No tardaron mucho tiempo en adaptarse a su nueva vida. Al cabo de tres o cuatro días en el prado, la rutina ya les era familiar y al final de la primera semana ni siquiera tenían que pensar en ella. El despertador les levantaba todas las mañanas a las seis. Después de turnarse para entrar en el cuarto de baño iban a la cocina y se preparaban el desayuno (Pozzi tomaba zumo de naranja, tostadas y café, Nashe prefería huevos revueltos y salchichas). Murks se presentaba puntualmente a las siete y daba un golpecito con los nudillos en la puerta del remolque. Entonces salían al prado y comenzaban su jornada laboral. Después de hacer un turno de cinco horas por la mañana, regresaban al remolque para comer (una hora libre sin paga) y luego trabajaban otras cinco horas por la tarde.

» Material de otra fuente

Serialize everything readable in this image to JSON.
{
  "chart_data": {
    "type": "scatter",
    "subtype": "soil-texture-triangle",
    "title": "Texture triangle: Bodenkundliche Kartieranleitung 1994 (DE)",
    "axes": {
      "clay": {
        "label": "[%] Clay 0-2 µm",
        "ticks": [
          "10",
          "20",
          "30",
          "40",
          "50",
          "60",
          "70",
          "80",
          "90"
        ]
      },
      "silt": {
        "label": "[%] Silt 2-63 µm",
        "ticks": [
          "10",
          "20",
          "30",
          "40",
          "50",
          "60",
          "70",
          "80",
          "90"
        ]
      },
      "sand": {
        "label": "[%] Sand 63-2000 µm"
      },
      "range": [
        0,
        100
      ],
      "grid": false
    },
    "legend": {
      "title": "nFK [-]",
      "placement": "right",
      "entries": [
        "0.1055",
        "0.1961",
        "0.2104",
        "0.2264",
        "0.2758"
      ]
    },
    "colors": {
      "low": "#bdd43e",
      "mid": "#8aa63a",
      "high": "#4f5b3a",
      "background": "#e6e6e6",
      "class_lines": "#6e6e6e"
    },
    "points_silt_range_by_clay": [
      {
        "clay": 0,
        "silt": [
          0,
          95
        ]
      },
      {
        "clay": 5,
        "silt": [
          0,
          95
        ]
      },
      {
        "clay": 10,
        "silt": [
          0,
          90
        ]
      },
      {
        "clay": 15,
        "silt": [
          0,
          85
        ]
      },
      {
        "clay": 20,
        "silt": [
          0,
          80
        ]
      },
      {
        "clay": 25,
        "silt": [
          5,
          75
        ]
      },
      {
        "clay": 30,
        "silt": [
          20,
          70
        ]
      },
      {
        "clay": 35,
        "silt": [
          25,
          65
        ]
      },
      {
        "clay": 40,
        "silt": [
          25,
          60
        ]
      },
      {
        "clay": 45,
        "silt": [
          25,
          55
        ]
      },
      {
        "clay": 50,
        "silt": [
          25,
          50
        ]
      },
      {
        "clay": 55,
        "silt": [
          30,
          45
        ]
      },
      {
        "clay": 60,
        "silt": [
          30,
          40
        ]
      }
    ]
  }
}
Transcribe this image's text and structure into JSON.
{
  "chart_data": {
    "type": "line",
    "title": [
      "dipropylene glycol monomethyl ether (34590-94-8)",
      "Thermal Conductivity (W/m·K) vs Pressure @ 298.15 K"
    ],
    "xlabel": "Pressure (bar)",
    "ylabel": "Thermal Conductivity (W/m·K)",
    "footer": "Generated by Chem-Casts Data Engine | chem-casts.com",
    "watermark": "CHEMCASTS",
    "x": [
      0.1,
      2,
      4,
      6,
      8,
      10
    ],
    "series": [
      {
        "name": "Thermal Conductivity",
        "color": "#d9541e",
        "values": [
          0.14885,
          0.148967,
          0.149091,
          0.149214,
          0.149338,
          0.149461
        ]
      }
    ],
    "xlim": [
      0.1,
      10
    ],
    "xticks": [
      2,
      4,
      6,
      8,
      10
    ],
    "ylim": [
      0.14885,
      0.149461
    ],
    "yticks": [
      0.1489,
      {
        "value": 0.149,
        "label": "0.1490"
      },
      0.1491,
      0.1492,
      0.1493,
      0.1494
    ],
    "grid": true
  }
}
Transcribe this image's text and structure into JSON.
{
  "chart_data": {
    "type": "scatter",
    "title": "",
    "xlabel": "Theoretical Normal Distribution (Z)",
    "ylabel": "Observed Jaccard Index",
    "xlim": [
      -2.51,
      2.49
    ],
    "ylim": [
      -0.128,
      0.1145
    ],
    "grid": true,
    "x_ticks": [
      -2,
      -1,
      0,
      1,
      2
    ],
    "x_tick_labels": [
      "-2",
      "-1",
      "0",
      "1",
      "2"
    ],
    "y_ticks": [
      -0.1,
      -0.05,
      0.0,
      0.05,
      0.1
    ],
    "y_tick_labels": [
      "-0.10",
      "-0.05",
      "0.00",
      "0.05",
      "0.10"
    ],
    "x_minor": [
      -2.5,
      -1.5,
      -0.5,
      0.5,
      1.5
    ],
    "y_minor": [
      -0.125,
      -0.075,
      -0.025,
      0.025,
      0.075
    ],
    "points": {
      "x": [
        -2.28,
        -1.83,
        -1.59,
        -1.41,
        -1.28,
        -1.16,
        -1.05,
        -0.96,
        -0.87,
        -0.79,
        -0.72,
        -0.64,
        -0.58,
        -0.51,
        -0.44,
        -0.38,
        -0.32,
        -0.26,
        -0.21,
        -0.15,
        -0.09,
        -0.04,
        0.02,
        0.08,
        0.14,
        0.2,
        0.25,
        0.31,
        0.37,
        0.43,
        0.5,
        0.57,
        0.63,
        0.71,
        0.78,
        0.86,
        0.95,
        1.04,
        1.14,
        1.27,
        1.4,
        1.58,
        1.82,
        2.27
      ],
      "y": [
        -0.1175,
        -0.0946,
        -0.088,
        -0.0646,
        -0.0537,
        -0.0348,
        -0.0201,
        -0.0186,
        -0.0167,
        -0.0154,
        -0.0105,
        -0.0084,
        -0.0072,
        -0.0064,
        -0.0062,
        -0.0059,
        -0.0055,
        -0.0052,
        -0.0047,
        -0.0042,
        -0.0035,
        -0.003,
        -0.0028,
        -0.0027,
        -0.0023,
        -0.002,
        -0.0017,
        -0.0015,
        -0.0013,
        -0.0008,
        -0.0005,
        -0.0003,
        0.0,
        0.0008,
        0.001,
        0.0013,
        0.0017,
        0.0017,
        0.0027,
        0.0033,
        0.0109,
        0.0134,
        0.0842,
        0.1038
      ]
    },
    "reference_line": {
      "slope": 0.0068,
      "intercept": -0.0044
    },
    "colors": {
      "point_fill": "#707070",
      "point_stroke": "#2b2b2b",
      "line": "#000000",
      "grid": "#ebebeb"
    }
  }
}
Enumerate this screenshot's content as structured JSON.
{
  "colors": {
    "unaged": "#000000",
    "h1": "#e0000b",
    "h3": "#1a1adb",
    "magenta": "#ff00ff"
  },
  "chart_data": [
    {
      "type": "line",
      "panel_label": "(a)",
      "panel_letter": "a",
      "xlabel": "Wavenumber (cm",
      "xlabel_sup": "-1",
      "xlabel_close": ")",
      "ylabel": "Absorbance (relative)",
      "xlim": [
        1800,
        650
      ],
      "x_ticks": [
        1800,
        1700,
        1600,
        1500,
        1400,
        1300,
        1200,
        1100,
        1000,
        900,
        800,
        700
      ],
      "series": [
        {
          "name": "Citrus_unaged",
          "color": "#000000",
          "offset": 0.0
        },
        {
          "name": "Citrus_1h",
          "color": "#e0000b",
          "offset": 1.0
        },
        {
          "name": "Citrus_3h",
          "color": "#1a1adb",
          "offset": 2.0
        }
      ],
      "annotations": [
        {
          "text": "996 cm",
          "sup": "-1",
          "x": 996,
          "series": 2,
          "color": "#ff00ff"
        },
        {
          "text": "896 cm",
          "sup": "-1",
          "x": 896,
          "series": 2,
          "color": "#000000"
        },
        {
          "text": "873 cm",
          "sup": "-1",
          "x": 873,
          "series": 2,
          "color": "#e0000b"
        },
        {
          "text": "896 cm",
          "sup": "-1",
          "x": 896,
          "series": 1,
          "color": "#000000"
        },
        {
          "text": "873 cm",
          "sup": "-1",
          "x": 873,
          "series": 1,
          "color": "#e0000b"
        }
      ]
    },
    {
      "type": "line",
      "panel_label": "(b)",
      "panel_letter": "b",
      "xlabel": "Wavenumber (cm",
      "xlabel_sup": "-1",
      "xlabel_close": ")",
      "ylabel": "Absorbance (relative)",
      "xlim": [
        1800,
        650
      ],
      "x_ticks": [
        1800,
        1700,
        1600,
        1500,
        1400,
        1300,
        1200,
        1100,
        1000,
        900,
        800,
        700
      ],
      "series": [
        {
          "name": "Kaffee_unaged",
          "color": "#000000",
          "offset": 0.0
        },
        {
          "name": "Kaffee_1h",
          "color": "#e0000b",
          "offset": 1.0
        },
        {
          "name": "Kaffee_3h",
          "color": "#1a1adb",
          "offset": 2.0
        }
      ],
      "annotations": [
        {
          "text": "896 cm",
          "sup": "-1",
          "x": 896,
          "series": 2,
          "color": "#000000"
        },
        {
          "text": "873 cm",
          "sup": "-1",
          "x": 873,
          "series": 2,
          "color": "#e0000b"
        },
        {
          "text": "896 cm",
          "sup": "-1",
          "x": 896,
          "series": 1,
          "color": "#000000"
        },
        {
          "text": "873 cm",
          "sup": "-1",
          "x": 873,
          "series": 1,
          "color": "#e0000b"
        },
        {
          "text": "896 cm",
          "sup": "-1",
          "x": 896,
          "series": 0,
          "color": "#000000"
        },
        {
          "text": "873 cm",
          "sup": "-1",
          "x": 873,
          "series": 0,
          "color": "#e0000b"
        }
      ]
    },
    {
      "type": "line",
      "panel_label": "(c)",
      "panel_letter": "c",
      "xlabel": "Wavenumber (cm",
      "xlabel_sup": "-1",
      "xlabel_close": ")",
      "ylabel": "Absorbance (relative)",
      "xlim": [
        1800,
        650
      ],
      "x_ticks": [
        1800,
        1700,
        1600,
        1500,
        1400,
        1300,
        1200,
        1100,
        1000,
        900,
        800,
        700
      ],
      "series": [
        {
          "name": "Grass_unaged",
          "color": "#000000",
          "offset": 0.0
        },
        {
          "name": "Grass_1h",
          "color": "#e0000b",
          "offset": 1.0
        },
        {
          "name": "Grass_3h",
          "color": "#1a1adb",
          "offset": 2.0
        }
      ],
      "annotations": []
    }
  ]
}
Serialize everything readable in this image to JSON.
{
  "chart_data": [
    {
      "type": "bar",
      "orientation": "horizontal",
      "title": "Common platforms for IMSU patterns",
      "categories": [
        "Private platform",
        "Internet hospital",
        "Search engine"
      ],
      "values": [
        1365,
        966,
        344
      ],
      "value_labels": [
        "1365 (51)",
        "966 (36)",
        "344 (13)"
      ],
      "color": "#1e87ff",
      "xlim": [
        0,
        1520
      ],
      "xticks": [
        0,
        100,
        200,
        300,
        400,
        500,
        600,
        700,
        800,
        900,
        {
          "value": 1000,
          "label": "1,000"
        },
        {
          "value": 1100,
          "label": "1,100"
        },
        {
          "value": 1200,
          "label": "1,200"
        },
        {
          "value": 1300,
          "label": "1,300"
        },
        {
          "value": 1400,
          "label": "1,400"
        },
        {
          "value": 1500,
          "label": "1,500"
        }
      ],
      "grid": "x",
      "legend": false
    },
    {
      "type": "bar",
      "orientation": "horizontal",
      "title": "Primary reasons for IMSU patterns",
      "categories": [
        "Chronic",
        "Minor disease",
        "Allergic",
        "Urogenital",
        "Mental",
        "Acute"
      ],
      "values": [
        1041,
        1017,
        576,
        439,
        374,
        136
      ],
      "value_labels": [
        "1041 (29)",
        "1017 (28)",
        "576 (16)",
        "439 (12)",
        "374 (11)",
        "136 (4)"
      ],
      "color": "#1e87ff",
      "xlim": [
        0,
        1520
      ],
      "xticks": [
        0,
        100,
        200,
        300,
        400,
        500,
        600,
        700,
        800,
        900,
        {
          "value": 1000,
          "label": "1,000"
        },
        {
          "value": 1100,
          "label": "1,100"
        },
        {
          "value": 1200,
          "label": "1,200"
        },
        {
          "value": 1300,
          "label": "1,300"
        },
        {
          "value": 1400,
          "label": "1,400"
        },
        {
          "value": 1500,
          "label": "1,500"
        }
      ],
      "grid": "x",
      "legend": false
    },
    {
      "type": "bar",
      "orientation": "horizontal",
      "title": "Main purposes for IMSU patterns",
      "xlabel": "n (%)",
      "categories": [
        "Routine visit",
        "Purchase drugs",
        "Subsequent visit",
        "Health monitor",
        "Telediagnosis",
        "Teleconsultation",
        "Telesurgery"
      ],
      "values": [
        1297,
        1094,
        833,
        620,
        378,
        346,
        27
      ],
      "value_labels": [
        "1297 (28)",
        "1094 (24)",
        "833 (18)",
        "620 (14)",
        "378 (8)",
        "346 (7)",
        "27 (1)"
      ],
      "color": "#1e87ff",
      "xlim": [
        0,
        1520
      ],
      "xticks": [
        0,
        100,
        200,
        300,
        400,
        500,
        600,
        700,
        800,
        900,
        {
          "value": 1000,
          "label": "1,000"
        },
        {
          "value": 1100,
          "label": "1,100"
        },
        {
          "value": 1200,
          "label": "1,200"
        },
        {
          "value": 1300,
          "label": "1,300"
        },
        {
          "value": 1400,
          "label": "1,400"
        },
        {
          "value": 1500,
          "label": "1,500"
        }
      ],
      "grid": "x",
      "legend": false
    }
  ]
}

La hora de dejarlo eran las seis y ése era siempre un buen momento para los dos, el preludio de los placeres de una ducha caliente y una cerveza tranquila en el cuarto de estar. Entonces Nashe se retiraba a la cocina y hacía la cena (cosas sencillas generalmente, los clásicos recursos norteamericanos: solomillos, chuletas, estofados de pollo, montones de patatas y verduras, budines y helados de postre), y una vez tenían el estómago lleno, Pozzi hacía su parte fregando los platos. Entonces Nashe se tumbaba en el sofá del cuarto de estar escuchando música y leyendo un libro y Pozzi se sentaba a la mesa de la cocina y hacía solitarios. A veces hablaban, otras no decían nada. A veces salían fuera y jugaban a una especie de baloncesto que se había inventado Pozzi: tirar piedras dentro de una lata de basura desde una distancia de tres metros. Y una o dos veces, cuando el aire de la tarde era especialmente agradable, se sentaron en los escalones del remolque y contemplaron cómo el sol se ocultaba detrás de los bosques.